Je peux le comprendre, mais je voudrais que l'analyse aille plus loin que le « il n'a pas fait ce qu'il a promis ». Au moment de la campagne, tout le monde pensait que la construction de ce parking était possible. L'opposition de Florence Graneri et de ses amis à ce projet de parking était une question de principe, non de faisabilité. Depuis, les études de faisabilité, que nous n'avions pas sous la main à l'époque, ont démontré que le projet était très difficile sur le plan technique et de surcroît excessivement onéreux. Cet élément prend une importance essentielle à l'heure de la crise, de l'impossibilité d'augmenter les impôts locaux et de la réduction drastique des aides de l'État aux communes. Bref, dans un contexte qui n'était pas celui de la campagne électorale.

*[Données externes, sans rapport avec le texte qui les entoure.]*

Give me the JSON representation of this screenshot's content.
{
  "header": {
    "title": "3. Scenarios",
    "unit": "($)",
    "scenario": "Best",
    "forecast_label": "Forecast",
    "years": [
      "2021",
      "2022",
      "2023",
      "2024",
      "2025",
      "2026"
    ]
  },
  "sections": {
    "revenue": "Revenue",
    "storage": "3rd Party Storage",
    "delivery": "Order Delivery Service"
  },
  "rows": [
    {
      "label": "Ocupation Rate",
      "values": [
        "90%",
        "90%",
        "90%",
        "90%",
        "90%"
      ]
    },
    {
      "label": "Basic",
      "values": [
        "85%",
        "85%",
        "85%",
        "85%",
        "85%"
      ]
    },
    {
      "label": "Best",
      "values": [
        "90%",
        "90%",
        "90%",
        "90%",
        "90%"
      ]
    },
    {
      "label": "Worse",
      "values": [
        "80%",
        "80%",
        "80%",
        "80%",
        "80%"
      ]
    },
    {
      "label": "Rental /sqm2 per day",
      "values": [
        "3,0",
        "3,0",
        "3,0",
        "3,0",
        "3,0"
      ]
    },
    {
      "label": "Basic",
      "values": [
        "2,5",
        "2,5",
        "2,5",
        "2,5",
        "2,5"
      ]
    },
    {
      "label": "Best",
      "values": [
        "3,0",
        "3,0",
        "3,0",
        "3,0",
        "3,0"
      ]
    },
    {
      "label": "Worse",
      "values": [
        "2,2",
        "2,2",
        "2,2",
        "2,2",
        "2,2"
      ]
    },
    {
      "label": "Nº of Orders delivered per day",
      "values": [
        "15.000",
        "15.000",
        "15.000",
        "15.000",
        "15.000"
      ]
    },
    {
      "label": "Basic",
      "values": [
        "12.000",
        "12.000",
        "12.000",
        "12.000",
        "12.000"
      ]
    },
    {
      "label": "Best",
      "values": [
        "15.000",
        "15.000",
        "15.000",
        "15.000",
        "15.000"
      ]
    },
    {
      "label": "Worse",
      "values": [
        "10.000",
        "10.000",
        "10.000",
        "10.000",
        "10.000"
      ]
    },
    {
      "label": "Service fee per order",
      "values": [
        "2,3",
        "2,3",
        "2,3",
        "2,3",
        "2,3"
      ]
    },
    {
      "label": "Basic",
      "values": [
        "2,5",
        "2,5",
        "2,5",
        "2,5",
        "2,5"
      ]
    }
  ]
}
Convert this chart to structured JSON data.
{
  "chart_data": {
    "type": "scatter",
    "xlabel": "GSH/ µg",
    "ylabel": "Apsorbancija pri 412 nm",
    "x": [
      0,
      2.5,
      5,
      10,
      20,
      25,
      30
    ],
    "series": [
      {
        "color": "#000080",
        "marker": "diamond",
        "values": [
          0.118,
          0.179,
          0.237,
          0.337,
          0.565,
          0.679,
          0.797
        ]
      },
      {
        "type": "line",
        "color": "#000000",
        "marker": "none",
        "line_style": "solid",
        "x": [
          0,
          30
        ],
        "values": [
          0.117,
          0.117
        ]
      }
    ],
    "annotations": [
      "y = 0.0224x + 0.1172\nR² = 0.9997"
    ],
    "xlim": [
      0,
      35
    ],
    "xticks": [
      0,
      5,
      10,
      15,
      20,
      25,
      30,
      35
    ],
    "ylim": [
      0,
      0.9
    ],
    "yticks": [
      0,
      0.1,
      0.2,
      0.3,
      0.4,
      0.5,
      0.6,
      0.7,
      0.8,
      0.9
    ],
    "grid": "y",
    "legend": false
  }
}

Il faut aussi prendre en compte, dans cette nouvelle donne, la certitude aujourd'hui de voir sortir de terre le pôle de santé du Villeneuvois, qui était espéré mais encore incertain au moment de la campagne de 2008.
Or, la construction d'un nouvel hôpital va libérer du terrain en centre-ville. Et même si le site de l'hôpital actuel n'appartient pas à la mairie, même si l'avenir de ce site est encore inconnu, ne pas en tenir compte au moment du choix serait une erreur. Il y a donc des nouveaux éléments, majeurs et décisifs, qui sont intervenus. Le rôle de l'élu, c'est aussi d'adapter sa gestion quand des circonstances nouvelles qui étaient difficilement prévisibles surviennent.

Considérer le stationnement, comme le seul remède à la dévitalisation du centre-ville, n'est-ce pas un peu réducteur ?
La revitalisation du centre-ville passe aussi par l'amélioration de la sécurité, par l'embellissement des façades, la rénovation des vitrines et l'amélioration de l'habitat. La vidéosurveillance est installée, les rues ont été refaites ou le seront, les régimes d'aides à la rénovation des façades sont en place et nous lançons un programme d'aides au commerce par le Fisac, un fonds d'État ayant cette finalité. Et nous allons faire plus d'efforts dans le domaine de l'animation.
De plus, nous offrirons 160 places de parkings gratuites supplémentaires à proximité centre-ville, nous mettrons en place une navet-te électrique gratuite entre le Parc des expositions et le centre-ville et nous organiserons une meilleure rotation du stationnement en centre-ville même.

Est-ce que la venue d'une enseigne au fort capital attractif n'est pas indispensable au dynamisme d'un centre-ville ?
Nous y travaillons. Il y a deux types d'enseigne qui attirent les gens vers le centre-ville : les enseignes alimentaires et culturelles. Nous avons reçu beaucoup d'opérateurs qui travaillent dans ces secteurs. Jusqu'à présent, nous n'avons pas réussi à les convaincre. Mais on y arrivera.